Her debut album, 2008’s Fearless, garnered Philly soulstress Jazmine Sullivan a plethora of critical plaudits – among them a clutch of Grammy nominations. The praise mostly focused on her admittedly special voice, a husky alto of breathtaking power. That’s both emotional and physical power: it is a battering ram of feeling, a bull in a china shop, and it provides the passionate heft that’s the linchpin of her material, the weightiness that allows comparisons to greats such as Mary J Blige to stand up, ensuring that she’s never less than convincing. But the praise for her vocal cords drowned out the fact that Fearless also showed Sullivan to be a remarkably ambitious artist, particularly regarding her stylistic restlessness: the album traversed reggae, Stargate pop balladry, tango, waltz and Daft Punk samples as well as classic R&B. Not for her the kind of crossover hype that has accompanied supposed "genre-smashers" such as Janelle Monáe, though – a measure of just how far babbling about sci-fi can get you compared to dissecting the minutiae of love and relationships in a creative, emotionally honest way.
Never mind: on Sullivan’s follow-up, Love Me Back, her ambition has not been diminished – quite the reverse. It’s a thoroughly exhilarating listen – and concise, too, clocking in at just 40 minutes, with only two songs exceeding the four-minute mark. Sullivan gets in, makes her point with panache and gets out – and she doesn’t need to bust out of her genre to prove her creativity. Opener and lead single ‘Holding You Down (Goin’ In Circles)’ demonstrates this from the outset. Not for it a lazy sample exhumed for a ready-made, recognisable hook: instead, its constantly chopping and changing snippets transforms old-skool breakbeats into a startling-sounding patchwork tapestry of memories. It’s as though Sullivan is flicking obsessively through radio stations, trying to find the perfect fit for her mood, as caught up in that as in the cycle of co-dependence that she laments in the song.
‘Holding You Down’ is something of a red herring: Love Me Back mostly finds Sullivan in buoyant mood, wrestling far fewer demons than on Fearless. Sure, her slow realisation that she’s being taken for a fool on the aching ‘Good Enough’ stings – but once she shows that fool the door, she’s ready to let her hair down. ‘Don’t Make Me Wait’ is a coquettish and utterly irresistible disco number that finds Sullivan, improbably, on the dancefloor making eyes at boys and crooning, "I’ll get my Vanity 6 on." She’s barely recognisable, singing with actual restraint in a higher register, like a woman who’s had a full makeover post-breakup and can’t wait to show it off. ‘Love You Long Time’ finds her back in love, but this time elated: one of the most inventive arrangements on the album, sassy fingerclicks give way to a military tattoo and the most exultant, carolling backing vocals. The album finishes with Sullivan flipping its pleading title on its head: ‘Luv Back’ is a celebratory reggae kiss-off, complete with airhorns and ‘Hold Yuh’-style piano plinking, that sounds like a great lost Lady Saw song.
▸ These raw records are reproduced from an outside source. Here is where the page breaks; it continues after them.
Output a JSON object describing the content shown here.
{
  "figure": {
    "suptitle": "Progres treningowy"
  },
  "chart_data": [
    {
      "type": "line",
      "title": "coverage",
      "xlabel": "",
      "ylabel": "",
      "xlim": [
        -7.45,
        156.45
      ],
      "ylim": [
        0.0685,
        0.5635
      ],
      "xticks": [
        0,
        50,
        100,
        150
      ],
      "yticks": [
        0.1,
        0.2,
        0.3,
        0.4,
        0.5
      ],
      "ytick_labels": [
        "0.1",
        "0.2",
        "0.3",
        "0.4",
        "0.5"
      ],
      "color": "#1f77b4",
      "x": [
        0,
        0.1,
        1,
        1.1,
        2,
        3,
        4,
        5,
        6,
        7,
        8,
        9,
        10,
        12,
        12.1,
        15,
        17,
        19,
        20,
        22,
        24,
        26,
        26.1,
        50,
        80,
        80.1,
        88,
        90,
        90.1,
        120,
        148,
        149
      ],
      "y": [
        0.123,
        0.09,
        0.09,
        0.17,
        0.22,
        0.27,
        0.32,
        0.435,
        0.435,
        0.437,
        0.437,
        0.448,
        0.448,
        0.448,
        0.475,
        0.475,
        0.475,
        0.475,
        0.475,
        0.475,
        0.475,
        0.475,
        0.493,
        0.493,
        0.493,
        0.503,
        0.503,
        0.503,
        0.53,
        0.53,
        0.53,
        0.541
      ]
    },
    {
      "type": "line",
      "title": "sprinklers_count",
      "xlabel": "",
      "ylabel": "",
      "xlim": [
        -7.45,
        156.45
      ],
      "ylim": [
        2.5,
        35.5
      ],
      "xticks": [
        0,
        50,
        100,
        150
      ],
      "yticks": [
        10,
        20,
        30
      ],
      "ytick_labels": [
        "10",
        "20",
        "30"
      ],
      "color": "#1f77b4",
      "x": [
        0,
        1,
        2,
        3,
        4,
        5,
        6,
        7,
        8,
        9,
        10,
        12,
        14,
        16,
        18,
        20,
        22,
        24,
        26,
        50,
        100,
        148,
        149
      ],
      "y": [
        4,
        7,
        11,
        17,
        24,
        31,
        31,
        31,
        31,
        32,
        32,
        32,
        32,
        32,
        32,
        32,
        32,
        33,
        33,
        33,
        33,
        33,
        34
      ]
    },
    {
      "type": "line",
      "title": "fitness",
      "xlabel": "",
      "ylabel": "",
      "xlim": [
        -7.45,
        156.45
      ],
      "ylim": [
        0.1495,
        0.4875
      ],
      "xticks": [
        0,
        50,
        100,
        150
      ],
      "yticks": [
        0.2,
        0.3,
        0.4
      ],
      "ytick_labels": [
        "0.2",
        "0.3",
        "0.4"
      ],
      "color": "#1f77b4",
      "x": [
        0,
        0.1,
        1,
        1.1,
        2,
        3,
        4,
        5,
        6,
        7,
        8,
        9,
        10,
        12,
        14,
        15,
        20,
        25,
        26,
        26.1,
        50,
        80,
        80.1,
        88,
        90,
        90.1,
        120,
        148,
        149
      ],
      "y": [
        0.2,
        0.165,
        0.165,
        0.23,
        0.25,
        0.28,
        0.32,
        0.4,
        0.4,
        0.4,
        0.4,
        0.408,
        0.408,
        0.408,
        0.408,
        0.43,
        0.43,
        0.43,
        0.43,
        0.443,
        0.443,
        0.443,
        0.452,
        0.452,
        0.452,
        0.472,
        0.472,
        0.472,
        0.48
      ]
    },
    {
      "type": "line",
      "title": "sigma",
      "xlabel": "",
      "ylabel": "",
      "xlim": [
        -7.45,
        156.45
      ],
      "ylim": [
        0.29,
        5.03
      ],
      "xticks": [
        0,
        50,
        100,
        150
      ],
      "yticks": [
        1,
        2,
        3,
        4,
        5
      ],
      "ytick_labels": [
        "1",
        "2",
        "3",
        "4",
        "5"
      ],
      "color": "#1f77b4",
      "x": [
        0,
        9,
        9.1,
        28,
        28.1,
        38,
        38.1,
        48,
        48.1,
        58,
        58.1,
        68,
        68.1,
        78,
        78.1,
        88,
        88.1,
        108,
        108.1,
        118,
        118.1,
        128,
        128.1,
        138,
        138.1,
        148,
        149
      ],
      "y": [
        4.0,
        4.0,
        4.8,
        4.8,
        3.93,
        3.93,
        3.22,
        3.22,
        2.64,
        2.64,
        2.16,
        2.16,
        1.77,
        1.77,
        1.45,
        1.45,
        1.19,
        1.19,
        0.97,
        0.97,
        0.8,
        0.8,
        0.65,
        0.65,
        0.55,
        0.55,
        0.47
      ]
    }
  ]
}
In her sheer joy, Sullivan also flips her entire selling point around. The rawness of her roar seemed tailor-made for tear-jerking confessionalism: it’s the kind of voice that’s associated with heartbreak and loss. On Love Me Back, she turns its overwhelming strength of feeling into the perfect vehicle for joyous liberation. Indeed, the album’s weakest moments come when, as on ’10 Seconds’, she delves back into deepest, darkest Sullivania-by-numbers. ‘Holding Me Down’ apart, Sullivan’s best representations of more painful emotions come when she flexes her songwriting muscles more theatrically: the alliance of spoken-word narratives of crack whores and domestic abusers to a massive gospel chorus on ‘Redemption’, the ringing-all-too-true wit of battle of the exes ‘U Get On My Nerves’, on which Sullivan and Ne-Yo snipe pettily and cattily at each other. (Why Ne-Yo was unable to write anything half as precise on his own disappointing Libra Scale album is a mystery.)
R&B artists tend to receive most critical praise when they ostentatiously bust out of their genre – when they make a point of removing themselves from its formalism. Sullivan, though, proves how much more mileage there is in letting your ideas run riot while staying true to genre values – and has made the most creative R&B album of the year to prove it.